There are at least 7 lies in this Washington Post editorial on criminal justice and Boudin
"Democracy dies in darkness," my ass.
Everyone can go home, the adults in the room have concluded that criminal justice reform has gone too far.
“Prestige” places, like the Atlantic, string along freelancers by asking for pitch after pitch, all requiring huge amounts of reporting, then go, “Hmmm, but what’s really new here?” before ghosting (this happened to me twice with two different editors there). Then you see, like, some salaried, bloated old pundit pen the 300th article about cancel culture or MeToo having gone too far, and you’re like, wow, really committed to only the most original stuff!
The latest thing that’s “gone too far” is criminal justice reform, as evidenced by the recall of a single DA who had a target on his back before he even took office. To no avail, criminal justice reporters keep reminding prestige pundits and prestige-r publications that, once all of the election results came in, it was obvious that progressives, especially those focused on reforms of the criminal system, largely did great in California.
I don’t expect slimeball Jonathan Chait to admit he was wrong. Nellie Bowles lives in her own reality, where she’s put on the goggles from They Live, but instead of seeing lizard people she sees zombies staggering around defiling “her” beautiful city.
But you’d think a sober editorial written by people aren’t just on Twitter 24/7 would be based on …. truth?
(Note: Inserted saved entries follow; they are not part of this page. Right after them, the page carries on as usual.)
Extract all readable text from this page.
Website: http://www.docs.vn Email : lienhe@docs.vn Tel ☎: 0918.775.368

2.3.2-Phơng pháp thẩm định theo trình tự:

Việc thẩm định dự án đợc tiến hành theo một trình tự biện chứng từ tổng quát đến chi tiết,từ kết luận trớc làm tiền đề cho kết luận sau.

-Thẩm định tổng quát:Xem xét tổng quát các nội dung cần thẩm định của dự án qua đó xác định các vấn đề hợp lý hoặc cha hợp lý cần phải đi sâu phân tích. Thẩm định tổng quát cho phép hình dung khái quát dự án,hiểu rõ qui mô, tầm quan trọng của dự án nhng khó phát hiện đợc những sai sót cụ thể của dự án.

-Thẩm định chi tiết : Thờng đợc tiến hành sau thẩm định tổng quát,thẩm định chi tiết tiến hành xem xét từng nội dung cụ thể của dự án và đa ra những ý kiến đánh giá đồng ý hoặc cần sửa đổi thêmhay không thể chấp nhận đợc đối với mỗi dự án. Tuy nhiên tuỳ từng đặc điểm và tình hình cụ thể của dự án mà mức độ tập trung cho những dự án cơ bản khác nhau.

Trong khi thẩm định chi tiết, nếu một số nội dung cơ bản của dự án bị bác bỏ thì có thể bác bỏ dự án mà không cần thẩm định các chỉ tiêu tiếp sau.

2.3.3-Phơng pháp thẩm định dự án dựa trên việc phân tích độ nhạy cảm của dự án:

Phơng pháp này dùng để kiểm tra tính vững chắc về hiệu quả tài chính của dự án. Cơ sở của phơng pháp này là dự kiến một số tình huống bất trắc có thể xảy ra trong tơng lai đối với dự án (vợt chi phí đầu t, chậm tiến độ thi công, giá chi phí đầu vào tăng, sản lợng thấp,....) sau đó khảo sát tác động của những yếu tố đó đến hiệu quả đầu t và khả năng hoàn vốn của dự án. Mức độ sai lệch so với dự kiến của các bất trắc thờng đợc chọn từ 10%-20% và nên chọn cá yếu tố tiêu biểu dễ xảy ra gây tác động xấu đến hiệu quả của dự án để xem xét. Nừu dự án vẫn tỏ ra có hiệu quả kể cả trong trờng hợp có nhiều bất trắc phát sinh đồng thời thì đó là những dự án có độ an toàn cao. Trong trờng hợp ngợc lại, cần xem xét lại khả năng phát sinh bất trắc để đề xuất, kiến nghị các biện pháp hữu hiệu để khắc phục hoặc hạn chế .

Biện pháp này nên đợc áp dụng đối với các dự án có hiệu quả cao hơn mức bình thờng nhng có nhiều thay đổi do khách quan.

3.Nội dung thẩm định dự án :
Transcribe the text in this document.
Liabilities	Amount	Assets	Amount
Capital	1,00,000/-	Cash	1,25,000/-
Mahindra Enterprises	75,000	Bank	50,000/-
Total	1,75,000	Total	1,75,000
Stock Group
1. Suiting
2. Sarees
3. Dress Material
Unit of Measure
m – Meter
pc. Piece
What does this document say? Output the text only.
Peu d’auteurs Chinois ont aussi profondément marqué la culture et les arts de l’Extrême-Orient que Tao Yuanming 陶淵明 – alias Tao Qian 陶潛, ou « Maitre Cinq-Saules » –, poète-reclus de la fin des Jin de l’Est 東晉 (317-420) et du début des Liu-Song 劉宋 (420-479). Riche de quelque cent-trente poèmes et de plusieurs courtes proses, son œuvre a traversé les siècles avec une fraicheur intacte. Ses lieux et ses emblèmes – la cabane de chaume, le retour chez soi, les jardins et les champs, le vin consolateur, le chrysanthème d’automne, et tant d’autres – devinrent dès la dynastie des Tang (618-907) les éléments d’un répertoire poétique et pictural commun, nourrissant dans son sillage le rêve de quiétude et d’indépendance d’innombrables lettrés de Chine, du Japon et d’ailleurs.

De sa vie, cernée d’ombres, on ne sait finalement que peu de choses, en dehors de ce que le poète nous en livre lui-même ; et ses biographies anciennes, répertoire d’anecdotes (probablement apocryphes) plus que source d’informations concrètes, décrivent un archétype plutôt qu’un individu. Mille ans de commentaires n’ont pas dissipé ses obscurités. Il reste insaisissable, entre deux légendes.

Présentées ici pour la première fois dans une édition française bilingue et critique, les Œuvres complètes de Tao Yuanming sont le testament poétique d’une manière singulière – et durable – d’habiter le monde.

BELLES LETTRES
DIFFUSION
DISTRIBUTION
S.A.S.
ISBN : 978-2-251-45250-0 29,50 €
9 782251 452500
There are at least 7 lies that I count in the Washington Post post-mortem of the recall.
Mr. Boudin failed to address the fentanyl trade in his city, even as addiction deaths surged and people died on sidewalks.
OK, and who’s to blame for the nationwide overdose deaths topping 100,000 during the pandemic? This mischaracterization is based on a hit job from the conservative San Francisco Standard that claimed in the headline he’d only prosecuted 3 people for dealing fentanyl, before admitting in the body of the story that he’d charged people dealing fentanyl with different charges than “dealing fentanyl.” But in our Idiocracy media culture, the headline’s point stuck.
Businesses closed rather than face petty crime, incentivized by the fact that the city nearly stopped arresting people for offenses such as shoplifting.
No, they didn’t. Walgreens used shoplifting as a convenient excuse to shut down locations, when really, there were so many in the city different branches were cannibalizing profits and also more people than ever started shopping online during the pandemic.
Mr. Boudin oversaw an exodus of prosecutors from his office, some of whom left because they say they were pressured to relax charges on major crimes.
Link to Nellie Bowels idiotic grave-dancing in the Atlantic, enuf said. Prosecutorial turnover is normal and while his numbers were more than average, why is the onus on the DA, elected on a reform agenda, to mollify his prosecutors when their power is restricted?
Mr. Boudin argues that San Francisco police, not his district attorney’s office, are the real culprits, failing to make arrests. Yet, responded San Francisco writer Nellie Bowles in a Wednesday article in the Atlantic, “the D.A. said from the beginning that he would not prioritize the prosecution of lower-level offenses. Police officers generally don’t arrest people they know the D.A. won’t charge.”